Although Ngari, who was associated with the PDG's cacique wing, was disliked by the PDG's reformist (renovateurs) wing, which was headed by Ali Bongo, he was nevertheless considered a potential successor to Omar Bongo. After Omar Bongo died on 8 June 2009, Ngari was considered perhaps the most formidable potential challenger to Ali Bongo in the contest for the PDG's presidential nomination, but he chose not to seek the nomination and it was won by Bongo. It was reported that Ngari briefly considered allying himself with Pierre Mamboundou, an old opponent of Omar Bongo and the PDG, but he nevertheless supported Bongo's campaign.

Amidst the events of mid-2009, Ngari remained in his post as Minister of Public Health. While visiting hospitals on 5 August 2009, he announced that the first known case of the H1N1 flu in Gabon had been found. He said that the patient, a French national, had been quarantined, and he called for vigilance to prevent any outbreak of the disease.

Bongo officially prevailed in the 30 August 2009 presidential election, defeating Mamboundou and an array of other challengers; upon taking office, he immediately dismissed Ngari from the government on 17 October 2009. Ngari's dismissal was part of a major reworking of the state administration, in which many prominent ministers and officials were replaced. Having lost his post in the government, Ngari then took up his seat in the National Assembly, representing Ngouoni.

In the December 2011 parliamentary election, Ndari was re-elected to the National Assembly.

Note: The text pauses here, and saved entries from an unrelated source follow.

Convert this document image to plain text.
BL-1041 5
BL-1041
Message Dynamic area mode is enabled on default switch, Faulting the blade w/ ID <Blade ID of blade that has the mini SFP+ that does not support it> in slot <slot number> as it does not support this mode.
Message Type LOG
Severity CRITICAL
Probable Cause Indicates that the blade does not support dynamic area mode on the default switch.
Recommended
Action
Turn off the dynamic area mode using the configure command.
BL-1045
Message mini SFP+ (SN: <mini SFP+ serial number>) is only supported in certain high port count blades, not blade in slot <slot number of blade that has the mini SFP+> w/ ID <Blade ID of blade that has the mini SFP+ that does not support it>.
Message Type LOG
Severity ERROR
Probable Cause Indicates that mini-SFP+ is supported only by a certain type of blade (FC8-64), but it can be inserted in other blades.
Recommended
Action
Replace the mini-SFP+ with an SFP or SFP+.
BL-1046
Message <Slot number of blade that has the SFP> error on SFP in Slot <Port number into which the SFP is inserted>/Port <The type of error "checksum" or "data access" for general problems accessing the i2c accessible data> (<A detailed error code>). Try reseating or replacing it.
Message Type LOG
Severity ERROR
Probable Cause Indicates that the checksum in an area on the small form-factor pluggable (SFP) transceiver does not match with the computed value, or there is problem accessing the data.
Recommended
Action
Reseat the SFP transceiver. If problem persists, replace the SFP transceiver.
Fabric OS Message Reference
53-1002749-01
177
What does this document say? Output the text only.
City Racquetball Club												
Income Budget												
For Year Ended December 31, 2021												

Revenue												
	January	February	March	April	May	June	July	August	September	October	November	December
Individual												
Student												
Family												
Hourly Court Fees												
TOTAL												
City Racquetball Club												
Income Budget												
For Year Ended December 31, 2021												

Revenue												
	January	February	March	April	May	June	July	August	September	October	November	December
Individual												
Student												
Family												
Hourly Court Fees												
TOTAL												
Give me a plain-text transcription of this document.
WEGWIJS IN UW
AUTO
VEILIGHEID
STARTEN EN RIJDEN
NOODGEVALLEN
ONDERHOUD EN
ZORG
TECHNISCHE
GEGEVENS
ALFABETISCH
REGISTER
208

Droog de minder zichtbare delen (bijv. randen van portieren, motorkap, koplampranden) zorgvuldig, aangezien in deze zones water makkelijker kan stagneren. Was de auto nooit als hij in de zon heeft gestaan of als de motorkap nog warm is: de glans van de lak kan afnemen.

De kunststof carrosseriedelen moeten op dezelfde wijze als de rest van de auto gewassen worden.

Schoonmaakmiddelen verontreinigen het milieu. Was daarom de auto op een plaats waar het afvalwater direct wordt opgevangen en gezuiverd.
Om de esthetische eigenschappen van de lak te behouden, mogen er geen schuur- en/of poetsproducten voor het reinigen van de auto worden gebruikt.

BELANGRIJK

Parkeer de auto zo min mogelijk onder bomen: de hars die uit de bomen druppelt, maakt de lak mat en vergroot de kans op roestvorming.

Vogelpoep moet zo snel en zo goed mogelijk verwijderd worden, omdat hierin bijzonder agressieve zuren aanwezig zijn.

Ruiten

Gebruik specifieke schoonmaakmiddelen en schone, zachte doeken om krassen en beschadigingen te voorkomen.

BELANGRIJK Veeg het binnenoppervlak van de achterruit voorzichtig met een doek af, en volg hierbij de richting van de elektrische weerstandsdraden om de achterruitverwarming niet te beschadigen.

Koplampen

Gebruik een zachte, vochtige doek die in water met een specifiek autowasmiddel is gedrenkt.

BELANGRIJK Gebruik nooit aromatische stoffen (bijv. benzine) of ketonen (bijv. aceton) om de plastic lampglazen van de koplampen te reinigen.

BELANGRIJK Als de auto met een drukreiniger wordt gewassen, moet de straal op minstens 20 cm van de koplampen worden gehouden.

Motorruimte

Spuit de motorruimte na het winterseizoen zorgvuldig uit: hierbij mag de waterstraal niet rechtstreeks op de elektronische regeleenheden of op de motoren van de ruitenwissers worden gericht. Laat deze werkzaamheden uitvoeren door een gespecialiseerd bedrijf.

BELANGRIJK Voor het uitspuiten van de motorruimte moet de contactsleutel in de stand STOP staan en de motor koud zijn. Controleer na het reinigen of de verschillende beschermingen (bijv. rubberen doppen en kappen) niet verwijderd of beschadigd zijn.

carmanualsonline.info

He was then elected as Second Vice-President of the National Assembly on 27 February 2012.

==Personal life and death==
Like Omar and Ali Bongo, Ngari was a Muslim, belonging to a faith that is practised by only a small percentage of the native Gabonese population. He was a member of the Higher Council of Islamic Affairs of Gabon, a body that works to coordinate Islamic activities.

Idriss Ngari died in Morocco on 27 May 2025, at the age of 79.